×

La Chine va répondre aux préoccupations américaines sur les terres rares, dit Washington

La Chine va répondre aux préoccupations américaines sur les terres rares, dit Washington

« La Chine va répondre aux préoccupations des Etats-Unis à propos des pénuries ‌de certaines terres rares dues aux restrictions imposées par Pékin sur les exportations en la matière », a déclaré la Maison blanche dans un document présentant ​des mesures convenues lors du sommet entre les présidents Donald Trump et Xi Jinping la semaine dernière.

Selon le gouvernement américaine, la Chine a mis en place des mesures de contrôle sur les terres rares en représailles aux droits de douane dits « réciproques » imposés par Donald Trump en avril 2025 lors du Liberation Day (« Jour de la ​Libération »).

Lire aussiCompte rendu américain de la réunion bilatérale entre le président Trump et le président chinois Xi Jinping

Ces mesures visent à restreindre fortement les exportations de certaines terres rares, malgré un accord conclu lors du sommet de Busan, en Corée du Sud, en octobre 2025, au cours duquel la Chine ​s’était engagée à « supprimer de manière effective » tous les contrôles à l’exportation de minéraux ⁠critiques, selon la Maison blanche.

Six mois après cet accord, le communiqué de la Maison Blanche semble prend acte, au moins tacitement, que le contrôle des exportations de la Chine devrait persister. De plus, Washington ne précise pas si l’accord d’une année concernant un ensemble plus large de restrictions chinoises sur les terres rares, qui doit prendre fin en novembre, sera prorogé.

Le ​document américain, qui résume les principaux points à ‌retenir du sommet de Pékin, indique que la Chine répondra aux préoccupations des États-Unis concernant les pénuries de ⁠minéraux critiques et de terres rares, notamment l’yttrium, le scandium et l’indium. Le texte mentionne aussi que Pékin répondra aux inquiétudes sur les restrictions à l’exportation de technologies de traitement des terres rares, dont la Chine jouit d’un quasi-monopole.
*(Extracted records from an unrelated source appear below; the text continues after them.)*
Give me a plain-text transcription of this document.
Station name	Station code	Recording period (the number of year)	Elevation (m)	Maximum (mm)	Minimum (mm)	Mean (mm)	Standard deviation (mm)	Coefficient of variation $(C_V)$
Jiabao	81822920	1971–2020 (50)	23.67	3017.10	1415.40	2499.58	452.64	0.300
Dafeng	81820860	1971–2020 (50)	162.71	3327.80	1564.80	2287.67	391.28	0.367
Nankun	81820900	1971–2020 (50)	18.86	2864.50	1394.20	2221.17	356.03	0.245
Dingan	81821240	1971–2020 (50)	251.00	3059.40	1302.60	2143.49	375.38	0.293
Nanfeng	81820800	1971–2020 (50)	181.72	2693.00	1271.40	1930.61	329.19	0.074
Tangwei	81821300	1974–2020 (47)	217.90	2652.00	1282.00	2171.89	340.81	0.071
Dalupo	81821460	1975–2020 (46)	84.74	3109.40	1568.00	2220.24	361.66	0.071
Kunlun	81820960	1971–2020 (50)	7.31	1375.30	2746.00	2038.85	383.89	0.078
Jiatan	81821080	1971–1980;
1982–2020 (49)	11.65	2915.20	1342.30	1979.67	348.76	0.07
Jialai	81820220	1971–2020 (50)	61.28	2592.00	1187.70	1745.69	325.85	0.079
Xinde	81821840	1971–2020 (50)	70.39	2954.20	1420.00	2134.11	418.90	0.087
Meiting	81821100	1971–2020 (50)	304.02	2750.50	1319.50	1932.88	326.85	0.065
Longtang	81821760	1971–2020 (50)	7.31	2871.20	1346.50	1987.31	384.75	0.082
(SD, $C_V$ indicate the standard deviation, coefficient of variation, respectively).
Contrairement à la Maison blanche, le ministère chinois du Commerce n’a fait aucune mention des ⁠terres rares dans le communiqué ‌distinct qu’il a publié pour rendre compte des discussions sino-américaines.

« Cette divergence n’est pas idéale, mais ce n’est grave », a ⁠déclaré Cory Combs, directeur adjoint du cabinet d’études macroéconomiques Trivium China. « Le plus important est que les deux parties aient clairement et de manière crédible manifesté ‌leur intérêt pour la stabilité et qu’elles soient en mesure de faire passer efficacement ce message à leurs propres opinions publiques. »

Les mineraies, secteurs sensibles

Le gouvernement chinois a autorisé les licences d’exportation de terres rares dans l’automobile et l’électronique grand public mais les secteurs où les terres rares ‌ont des applications potentiellement militaires, ils continuent de souffrir de pénuries.

L’agence de presse Reuters a révélé en février que les pénuries persistantes d’yttrium (composant d’un revêtement thermo-protecteur dans les ​moteurs d’avion) et de scandium utilisé dans la fabrication de puces, ont gravement ‌affecté le secteur manufacturier américain. Les entreprises du secteur ont fait pression sur l’administration américaine pour qu’elle intervienne auprès de Pékin.

L’indium est l’un des minéraux critiques mentionnés pour la première fois ​par la Maison blanche. Celui-ci joue un rôle clé dans la chaîne d’approvisionnement en amont et en aval des semi-conducteurs et est inscrit sur la liste des produits soumis au contrôle des exportations chinoises depuis février 2025.

Son composé, le phosphure d’indium, est essentiel à la fabrication de puces photoniques de ⁠nouvelle génération, ainsi que de lasers optiques à haute vitesse utilisés dans les réseaux de fibre optique et 6G. Un autre composé, l’oxyde d’indium-étain, est utilisé pour fabriquer des écrans LED dans l’électronique grand public.

Les exportations chinoises d’indium ont chuté de manière spectaculaire au cours des 14 mois écoulés depuis février 2025 par rapport à la même période en 2024, selon les données douanières. Les expéditions ont diminué d’environ deux tiers à l’échelle mondiale et de 77% vers les États-Unis.